The Willamette Valley is a vast and varied appellation that includes ten nested AVAs | Chehalem Mountains, Dundee Hills, Eola-Amity Hills, Laurelwood District, Lower Long Tom, McMinnville, Ribbon Ridge, Tualatin Hills, Van Duzer Corridor, and Yamhill-Carlton. We are going to highlight each AVA and provide some hopefully fun and useful history along the way.
Van Duzer Corridor | AVA
An American Viticultural Area, or AVA, is a specific type of appellation of origin used on wine labels. An AVA is a delimited grape-growing region with specific geographic or climatic features that distinguish it from the surrounding regions and affect how grapes are grown.
Established in 2019, the Van Duzer Corridor is peculiar for the Coast Range due to it being one where oceanic winds funnel into the Valley, creating a cooling effect, which occurs as early as 2pm in the afternoon. This unique breeze dries out the vine canopy and helps decrease fungus pressure, making it an attractive area for grape growing. These winds also offer additional protection to grapes skins by thickening them, leading to an abundance of color and tannin.
It’s an attribute famous to these parts and the winds support varies from one vintage to another. When other AVA’s in the Willamette Valley are facing warm conditions, the Van Duzer Corridor AVA is usually cooler. The opposite is also true that when these other AVA’s in the Willamette Valley face below normal temperatures, this AVA receives mild air from the ocean, lessening the cold. It’s an anomaly to these parts and makes it a coveted area to grow grapes with consistent quality.
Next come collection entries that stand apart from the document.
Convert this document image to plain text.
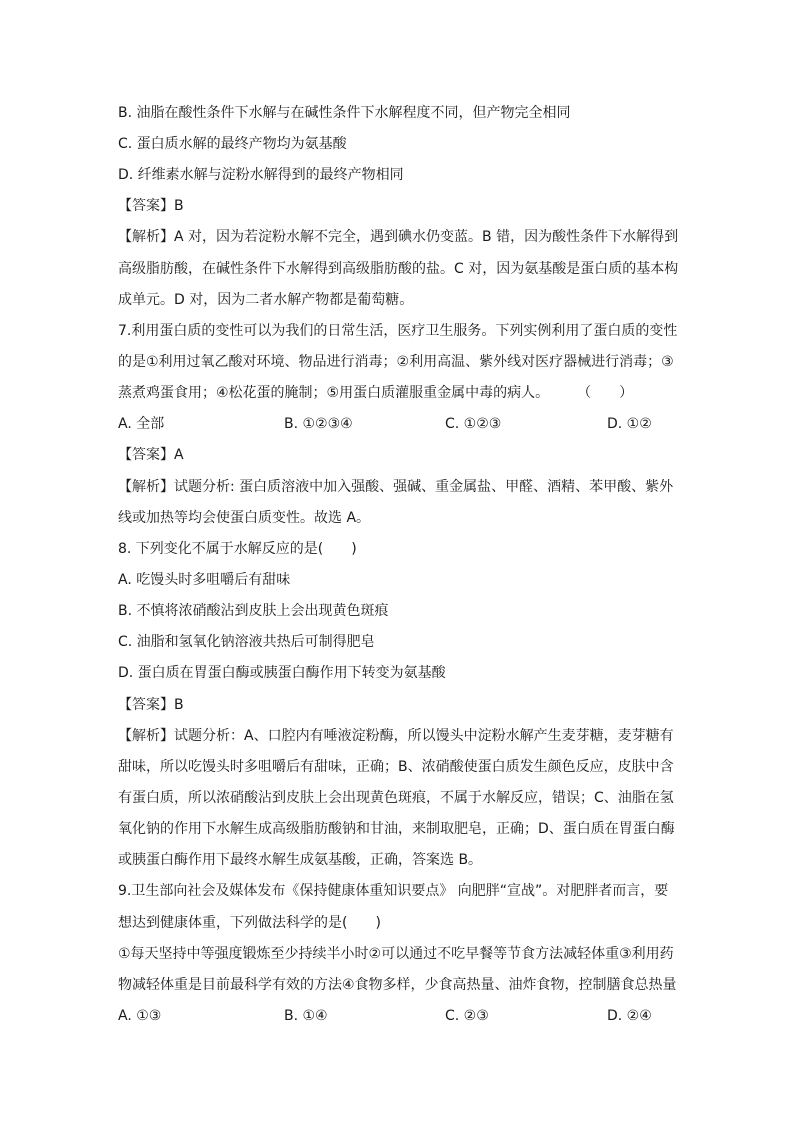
B. 油脂在酸性条件下水解与在碱性条件下水解程度不同，但产物完全相同
C. 蛋白质水解的最终产物均为氨基酸
D. 纤维素水解与淀粉水解得到的最终产物相同
【答案】B
【解析】A 对，因为若淀粉水解不完全，遇到碘水仍变蓝。B 错，因为酸性条件下水解得到
高级脂肪酸，在碱性条件下水解得到高级脂肪酸的盐。C 对，因为氨基酸是蛋白质的基本构
成单元。D 对，因为二者水解产物都是葡萄糖。
7.利用蛋白质的变性可以为我们的日常生活，医疗卫生服务。下列实例利用了蛋白质的变性
的是①利用过氧乙酸对环境、物品进行消毒；②利用高温、紫外线对医疗器械进行消毒；③
蒸煮鸡蛋食用；④松花蛋的腌制；⑤用蛋白质灌服重金属中毒的病人。　　　（　　）
A. 全部	B. ①②③④	C. ①②③	D. ①②
【答案】A
【解析】试题分析: 蛋白质溶液中加入强酸、强碱、重金属盐、甲醛、酒精、苯甲酸、紫外
线或加热等均会使蛋白质变性。故选 A。
8. 下列变化不属于水解反应的是(　　)
A. 吃馒头时多咀嚼后有甜味
B. 不慎将浓硝酸沾到皮肤上会出现黄色斑痕
C. 油脂和氢氧化钠溶液共热后可制得肥皂
D. 蛋白质在胃蛋白酶或胰蛋白酶作用下转变为氨基酸
【答案】B
【解析】试题分析：A、口腔内有唾液淀粉酶，所以馒头中淀粉水解产生麦芽糖，麦芽糖有
甜味，所以吃馒头时多咀嚼后有甜味，正确；B、浓硝酸使蛋白质发生颜色反应，皮肤中含
有蛋白质，所以浓硝酸沾到皮肤上会出现黄色斑痕，不属于水解反应，错误；C、油脂在氢
氧化钠的作用下水解生成高级脂肪酸钠和甘油，来制取肥皂，正确；D、蛋白质在胃蛋白酶
或胰蛋白酶作用下最终水解生成氨基酸，正确，答案选 B。
9.卫生部向社会及媒体发布《保持健康体重知识要点》 向肥胖“宣战”。对肥胖者而言，要
想达到健康体重，下列做法科学的是(　　)
①每天坚持中等强度锻炼至少持续半小时②可以通过不吃早餐等节食方法减轻体重③利用药
物减轻体重是目前最科学有效的方法④食物多样，少食高热量、油炸食物，控制膳食总热量
A. ①③	B. ①④	C. ②③	D. ②④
There are roughly 60,000 acres in this AVA with 1,000 plus planted areas, and the soil is mostly marine sediment with basalt over siltstone bedrock. The most common grape varieties grown in the Van Duzer Corridor AVA are Pinot Noir, Chardonnay, Pinot Gris, Riesling, Pinot Blanc and Sauvignon Blanc. With over 27 vineyards and wineries and the fact that this AVA is just a hop, skip and a jump from Southwest Portland…there’s no reason you shouldn’t visit.
Salud to the Van Duzer Corridor AVA!